Since the dawn of the Internet era, people have condemned the big American entertainment industry players for failing to meet the challenges of the new age with a spirit of innovation. But that ignores the tremendous amount of creative energies that the RIAA (music) and MPAA (movies) have put into crafting new ways to squash the spread of digital content. They try to sell those inventions to lawmakers, and over the years, a symbiosis has developed where the lobbies lob an extreme, if clever, technological scheme into Congress,. The scheme gets a polite hearing -- Hey, maybe we should think about blowing up people's computers -- but is then either forgotten, or seriously toned down. Now, though, the industry groups might have stumbled upon a winning innovation with a new copyright bill, S. 3804, that has the backing of Sen. Patrick Leahy and 15 of 18 members on the Senate Judiciary Committee. It's being debated there this week.

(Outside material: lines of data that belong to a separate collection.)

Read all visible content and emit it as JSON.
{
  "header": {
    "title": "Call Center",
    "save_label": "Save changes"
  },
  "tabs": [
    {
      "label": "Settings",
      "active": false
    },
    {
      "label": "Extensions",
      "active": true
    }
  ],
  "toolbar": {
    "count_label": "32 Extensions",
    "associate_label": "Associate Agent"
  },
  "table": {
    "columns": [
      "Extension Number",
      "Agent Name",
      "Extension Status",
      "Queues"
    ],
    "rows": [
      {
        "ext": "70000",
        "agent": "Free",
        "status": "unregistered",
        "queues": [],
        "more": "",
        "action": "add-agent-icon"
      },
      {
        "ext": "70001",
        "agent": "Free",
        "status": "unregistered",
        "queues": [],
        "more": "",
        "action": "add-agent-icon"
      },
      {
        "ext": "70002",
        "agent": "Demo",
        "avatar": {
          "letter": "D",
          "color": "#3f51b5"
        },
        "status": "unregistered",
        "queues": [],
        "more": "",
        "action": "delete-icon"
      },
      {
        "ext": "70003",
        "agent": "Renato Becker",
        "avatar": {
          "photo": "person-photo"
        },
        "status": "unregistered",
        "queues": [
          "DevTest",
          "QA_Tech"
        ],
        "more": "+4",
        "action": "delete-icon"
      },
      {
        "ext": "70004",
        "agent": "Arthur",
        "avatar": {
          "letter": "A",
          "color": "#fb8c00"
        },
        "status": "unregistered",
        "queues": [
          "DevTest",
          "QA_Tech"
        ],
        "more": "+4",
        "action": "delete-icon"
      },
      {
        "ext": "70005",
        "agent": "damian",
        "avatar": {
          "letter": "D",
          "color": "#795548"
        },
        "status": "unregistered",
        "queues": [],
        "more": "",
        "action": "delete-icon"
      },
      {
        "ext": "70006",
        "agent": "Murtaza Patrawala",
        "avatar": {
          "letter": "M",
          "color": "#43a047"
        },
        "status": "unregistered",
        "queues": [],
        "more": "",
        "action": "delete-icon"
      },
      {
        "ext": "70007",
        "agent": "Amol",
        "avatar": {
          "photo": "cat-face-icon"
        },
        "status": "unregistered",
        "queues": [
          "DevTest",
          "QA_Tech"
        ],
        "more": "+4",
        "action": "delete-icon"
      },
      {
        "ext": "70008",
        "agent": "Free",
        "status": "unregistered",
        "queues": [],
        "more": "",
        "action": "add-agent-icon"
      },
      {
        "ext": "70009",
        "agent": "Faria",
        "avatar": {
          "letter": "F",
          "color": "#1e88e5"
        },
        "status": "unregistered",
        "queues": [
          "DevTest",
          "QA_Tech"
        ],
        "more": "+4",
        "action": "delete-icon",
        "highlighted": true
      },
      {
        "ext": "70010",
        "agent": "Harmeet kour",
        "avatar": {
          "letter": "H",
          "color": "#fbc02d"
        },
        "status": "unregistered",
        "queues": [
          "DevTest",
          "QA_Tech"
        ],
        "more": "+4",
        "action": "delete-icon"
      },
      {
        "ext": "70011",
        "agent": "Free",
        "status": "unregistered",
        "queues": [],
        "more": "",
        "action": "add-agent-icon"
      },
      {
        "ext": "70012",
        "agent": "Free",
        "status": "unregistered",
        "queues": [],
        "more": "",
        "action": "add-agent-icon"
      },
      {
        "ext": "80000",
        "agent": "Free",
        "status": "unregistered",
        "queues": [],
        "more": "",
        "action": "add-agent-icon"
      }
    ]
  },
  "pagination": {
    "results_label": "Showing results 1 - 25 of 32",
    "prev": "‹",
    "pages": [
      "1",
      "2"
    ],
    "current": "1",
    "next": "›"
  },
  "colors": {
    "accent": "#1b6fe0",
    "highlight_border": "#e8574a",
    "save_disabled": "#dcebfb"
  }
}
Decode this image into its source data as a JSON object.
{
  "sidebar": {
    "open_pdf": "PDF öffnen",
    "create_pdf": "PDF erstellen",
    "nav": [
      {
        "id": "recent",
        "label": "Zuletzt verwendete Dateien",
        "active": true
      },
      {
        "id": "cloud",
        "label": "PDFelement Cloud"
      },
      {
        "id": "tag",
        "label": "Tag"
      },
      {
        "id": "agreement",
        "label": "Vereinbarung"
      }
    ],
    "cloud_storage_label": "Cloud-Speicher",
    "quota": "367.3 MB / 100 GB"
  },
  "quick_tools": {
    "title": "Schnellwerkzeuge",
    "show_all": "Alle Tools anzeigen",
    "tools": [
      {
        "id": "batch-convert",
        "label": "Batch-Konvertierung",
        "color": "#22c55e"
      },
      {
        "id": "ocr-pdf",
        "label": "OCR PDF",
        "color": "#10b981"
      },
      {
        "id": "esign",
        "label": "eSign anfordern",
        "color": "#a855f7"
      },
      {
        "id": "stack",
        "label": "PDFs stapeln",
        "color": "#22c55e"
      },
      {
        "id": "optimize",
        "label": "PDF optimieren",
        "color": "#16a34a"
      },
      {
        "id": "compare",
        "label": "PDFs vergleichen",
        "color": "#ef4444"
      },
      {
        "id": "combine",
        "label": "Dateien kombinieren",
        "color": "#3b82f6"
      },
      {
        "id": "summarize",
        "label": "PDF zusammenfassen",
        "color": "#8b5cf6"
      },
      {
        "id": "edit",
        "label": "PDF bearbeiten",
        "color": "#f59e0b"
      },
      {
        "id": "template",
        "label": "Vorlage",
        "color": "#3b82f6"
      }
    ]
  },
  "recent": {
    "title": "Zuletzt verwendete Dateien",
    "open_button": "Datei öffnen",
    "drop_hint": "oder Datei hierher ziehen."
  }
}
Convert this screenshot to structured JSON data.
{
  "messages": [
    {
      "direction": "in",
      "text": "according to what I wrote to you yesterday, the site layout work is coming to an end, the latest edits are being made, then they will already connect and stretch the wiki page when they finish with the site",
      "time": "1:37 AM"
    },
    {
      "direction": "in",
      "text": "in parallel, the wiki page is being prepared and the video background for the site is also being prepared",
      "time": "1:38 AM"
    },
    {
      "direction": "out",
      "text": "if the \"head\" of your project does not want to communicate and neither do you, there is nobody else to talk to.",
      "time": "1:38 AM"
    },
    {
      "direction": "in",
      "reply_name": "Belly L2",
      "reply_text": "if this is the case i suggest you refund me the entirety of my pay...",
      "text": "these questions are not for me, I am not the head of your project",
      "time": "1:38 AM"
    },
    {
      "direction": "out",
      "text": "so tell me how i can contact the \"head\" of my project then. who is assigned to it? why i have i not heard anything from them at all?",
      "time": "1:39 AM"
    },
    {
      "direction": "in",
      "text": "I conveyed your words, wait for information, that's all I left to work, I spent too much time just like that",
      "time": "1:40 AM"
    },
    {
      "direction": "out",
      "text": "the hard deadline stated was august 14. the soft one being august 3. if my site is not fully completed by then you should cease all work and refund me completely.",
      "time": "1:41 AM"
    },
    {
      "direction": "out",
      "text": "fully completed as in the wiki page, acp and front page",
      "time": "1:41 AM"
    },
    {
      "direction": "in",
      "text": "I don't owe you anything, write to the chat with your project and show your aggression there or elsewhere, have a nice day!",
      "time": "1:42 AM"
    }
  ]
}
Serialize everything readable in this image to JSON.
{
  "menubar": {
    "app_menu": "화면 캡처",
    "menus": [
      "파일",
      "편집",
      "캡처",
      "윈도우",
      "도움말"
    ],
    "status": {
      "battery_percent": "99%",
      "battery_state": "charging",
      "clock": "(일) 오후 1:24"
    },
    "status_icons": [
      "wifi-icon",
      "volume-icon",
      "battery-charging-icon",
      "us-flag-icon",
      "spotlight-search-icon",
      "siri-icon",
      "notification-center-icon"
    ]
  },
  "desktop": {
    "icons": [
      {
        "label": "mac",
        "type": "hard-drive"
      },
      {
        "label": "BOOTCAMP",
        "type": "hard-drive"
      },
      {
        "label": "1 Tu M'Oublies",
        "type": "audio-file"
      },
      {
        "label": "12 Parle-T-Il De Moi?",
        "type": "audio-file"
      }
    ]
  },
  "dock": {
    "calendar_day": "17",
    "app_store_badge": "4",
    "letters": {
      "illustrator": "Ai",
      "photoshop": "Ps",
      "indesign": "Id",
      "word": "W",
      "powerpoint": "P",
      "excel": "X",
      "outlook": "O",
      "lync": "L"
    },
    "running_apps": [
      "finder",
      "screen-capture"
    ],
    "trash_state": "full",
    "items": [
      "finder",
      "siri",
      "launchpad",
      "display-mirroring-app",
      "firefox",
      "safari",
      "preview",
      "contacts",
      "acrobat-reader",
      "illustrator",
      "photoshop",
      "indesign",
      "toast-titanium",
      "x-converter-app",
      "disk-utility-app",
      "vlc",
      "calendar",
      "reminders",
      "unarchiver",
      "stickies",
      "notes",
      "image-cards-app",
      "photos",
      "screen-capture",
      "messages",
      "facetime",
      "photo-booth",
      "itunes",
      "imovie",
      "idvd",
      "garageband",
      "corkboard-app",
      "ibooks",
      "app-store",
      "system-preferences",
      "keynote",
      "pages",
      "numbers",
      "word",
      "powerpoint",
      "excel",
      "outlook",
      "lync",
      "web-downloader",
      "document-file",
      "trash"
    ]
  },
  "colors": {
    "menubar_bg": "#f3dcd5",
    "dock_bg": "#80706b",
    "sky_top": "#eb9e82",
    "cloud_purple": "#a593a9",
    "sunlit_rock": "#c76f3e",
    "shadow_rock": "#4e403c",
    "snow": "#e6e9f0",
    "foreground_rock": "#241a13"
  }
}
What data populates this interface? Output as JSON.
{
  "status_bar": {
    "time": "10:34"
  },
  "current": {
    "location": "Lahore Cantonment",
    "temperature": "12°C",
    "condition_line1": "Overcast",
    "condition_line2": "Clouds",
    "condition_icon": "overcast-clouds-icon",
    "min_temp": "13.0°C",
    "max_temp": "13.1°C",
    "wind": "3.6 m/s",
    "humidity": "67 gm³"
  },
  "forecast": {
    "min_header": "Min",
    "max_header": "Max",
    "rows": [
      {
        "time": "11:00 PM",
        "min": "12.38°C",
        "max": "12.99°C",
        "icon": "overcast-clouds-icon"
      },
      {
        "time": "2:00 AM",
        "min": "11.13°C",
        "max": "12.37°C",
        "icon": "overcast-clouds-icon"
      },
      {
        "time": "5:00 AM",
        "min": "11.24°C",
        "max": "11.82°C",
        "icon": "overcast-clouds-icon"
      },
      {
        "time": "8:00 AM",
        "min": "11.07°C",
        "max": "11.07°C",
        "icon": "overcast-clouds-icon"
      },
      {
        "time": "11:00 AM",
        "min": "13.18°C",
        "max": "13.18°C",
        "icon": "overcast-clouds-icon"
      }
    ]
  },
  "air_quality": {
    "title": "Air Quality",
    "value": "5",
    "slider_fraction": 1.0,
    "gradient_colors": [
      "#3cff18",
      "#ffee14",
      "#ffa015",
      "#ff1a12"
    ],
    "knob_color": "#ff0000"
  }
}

This one's a real doozy. What makes the Combating Online Infringement and Counterfeits Act both a potential hit for the entertainment industry and what makes it terrifying are one and the same: COICA moves the copyright battles down to a level of the Internet that's both critical to its operation and yet, to most of us, largely invisible. The Domain Naming System, or DNS, is why you can type "Google.com" in your web browser instead of having to remember 209.85.135.99 -- the site's actual address on the Internet. Thousands of people, businesses, and governments the world over help to maintain the linked databases that talk to one another to make that translation happen. DNS shouldn't really work, but it does. And by working it makes it possible for the world to collectively maintain a fluid web of digital content.
COICA takes that trust-based global DNS collaboration and drafts it into battle. Under the plan, the U.S. Attorney General would be empowered to order domain name registries like Go Daddy, to pick a high-profile example, to disappear websites from their rolls if they appear on a "blacklist" (to borrow a term from the Demand Progress has sprung up against the scheme) of sites against the Justice Department has decided to take to court. A site like The Pirate Bay, a bazaar of copyright-infringing music, movies, and books, would likely be on there. But it's not impossible to imagine YouTube making such a list as well. COICA gets particularly surreal when you consider that just because the federal government has ordered a website disappeared doesn't mean that it's not still there. In many cases, you'd still be able to get to it by typing that Internet address like Google's 209.85.135.99. So we'd be left with a situation where American citizens are figuring out ways to circumvent their government's half-baked restrictions on what they can see on the Internet. That sort of thing isn't unknown in other places, of course. But it's not something we're used to seeing in this, the land that invented the Internet.